Unemployment: day 67
In August, I decided to invest my retirement benefit to two products. There was gold and space industry. About two weeks after that, do you guess what they are? The space industry was not bad. While the gold was growing enough. I ruckly earned the rise of gold in early this week.
References
- Gold performance – Rakuten Securities –
- Investment opportunity: I feel both anxious and hopeful about the results
Correct version
In August, I decided to invest my retirement benefit in two products: gold and the space industry. About two weeks later—can you guess how they performed? The space industry was not bad, while gold increased significantly. I was lucky enough to profit from the rise in gold earlier this week.
IELTS Improvement Points
Collocation:
“invest in [something]”
→ The correct preposition is in, not to. Common collocation in finance and IELTS writing.
“rise in gold”
→ Natural collocation when talking about commodity prices. Stronger than “gold was growing”.
“lucky enough to [verb]”
→ Polished expression showing natural fluency.
Template:
“I decided to invest in [X] and [Y].”
→ Simple, clear template for describing choices in IELTS Task 1 or Task 2.

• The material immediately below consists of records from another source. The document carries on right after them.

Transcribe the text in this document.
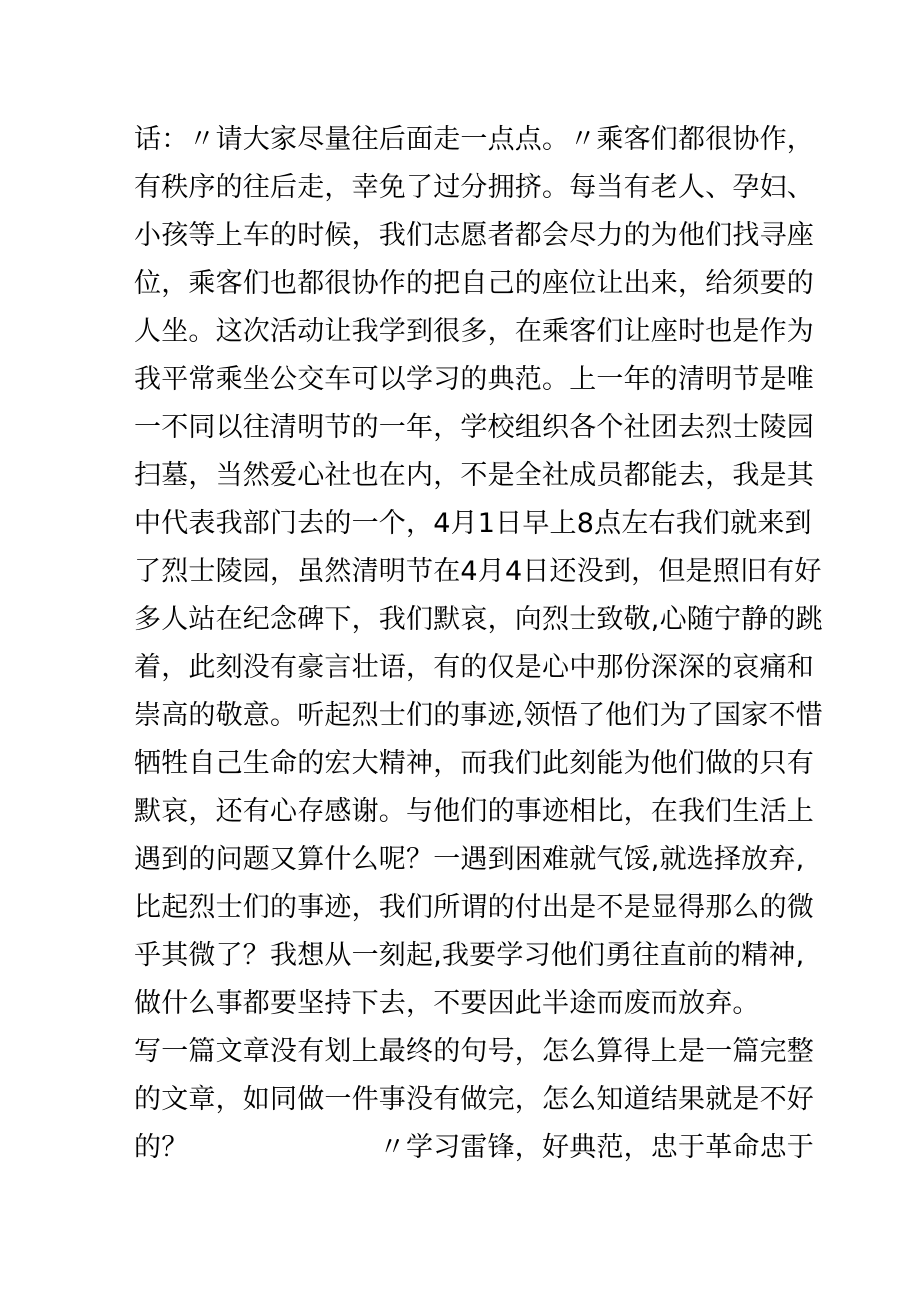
话：〃请大家尽量往后面走一点点。〃乘客们都很协作，
有秩序的往后走，幸免了过分拥挤。每当有老人、孕妇、
小孩等上车的时候，我们志愿者都会尽力的为他们找寻座
位，乘客们也都很协作的把自己的座位让出来，给须要的
人坐。这次活动让我学到很多，在乘客们让座时也是作为
我平常乘坐公交车可以学习的典范。上一年的清明节是唯
一不同以往清明节的一年，学校组织各个社团去烈士陵园
扫墓，当然爱心社也在内，不是全社成员都能去，我是其
中代表我部门去的一个，4月1日早上8点左右我们就来到
了烈士陵园，虽然清明节在4月4日还没到，但是照旧有好
多人站在纪念碑下，我们默哀，向烈士致敬,心随宁静的跳
着，此刻没有豪言壮语，有的仅是心中那份深深的哀痛和
崇高的敬意。听起烈士们的事迹,领悟了他们为了国家不惜
牺牲自己生命的宏大精神，而我们此刻能为他们做的只有
默哀，还有心存感谢。与他们的事迹相比，在我们生活上
遇到的问题又算什么呢？一遇到困难就气馁,就选择放弃,
比起烈士们的事迹，我们所谓的付出是不是显得那么的微
乎其微了？我想从一刻起,我要学习他们勇往直前的精神,
做什么事都要坚持下去，不要因此半途而废而放弃。
写一篇文章没有划上最终的句号，怎么算得上是一篇完整
的文章，如同做一件事没有做完，怎么知道结果就是不好
的？　　　　　　　〃学习雷锋，好典范，忠于革命忠于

“[X] was not bad, while [Y] increased significantly.”
→ A contrast structure useful for comparisons, often needed in Task 1 writing.

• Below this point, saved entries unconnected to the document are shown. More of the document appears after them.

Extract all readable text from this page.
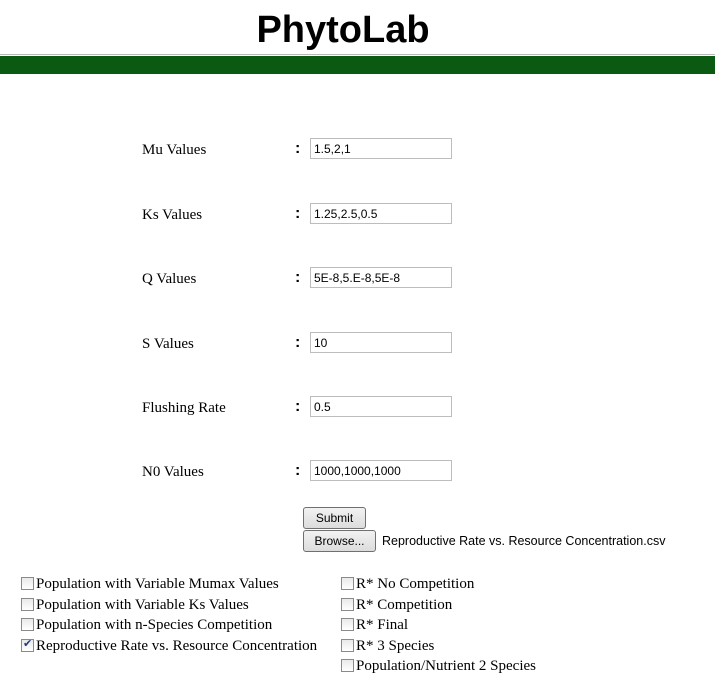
PhytoLab
Mu Values	:
1.5,2,1
Ks Values	:
1.25,2.5,0.5
Q Values	:
5E-8,5.E-8,5E-8
S Values	:
10
Flushing Rate	:
0.5
N0 Values	:
1000,1000,1000
Submit
Browse...	Reproductive Rate vs. Resource Concentration.csv
Population with Variable Mumax Values
Population with Variable Ks Values
Population with n-Species Competition
✔ Reproductive Rate vs. Resource Concentration
R* No Competition
R* Competition
R* Final
R* 3 Species
Population/Nutrient 2 Species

“I was lucky enough to [verb] earlier this week.”
→ A good pattern for combining evaluation + time reference.
Vocabulary:
“retirement benefit” → better: “retirement benefits / pension payout”
→ More natural phrasing for money received upon retirement.
“significantly”
→ A strong academic adverb often used in IELTS Task 1 to describe notable increases or decreases.
“profit from”
→ A precise verb for financial gains, better than “earned the rise”.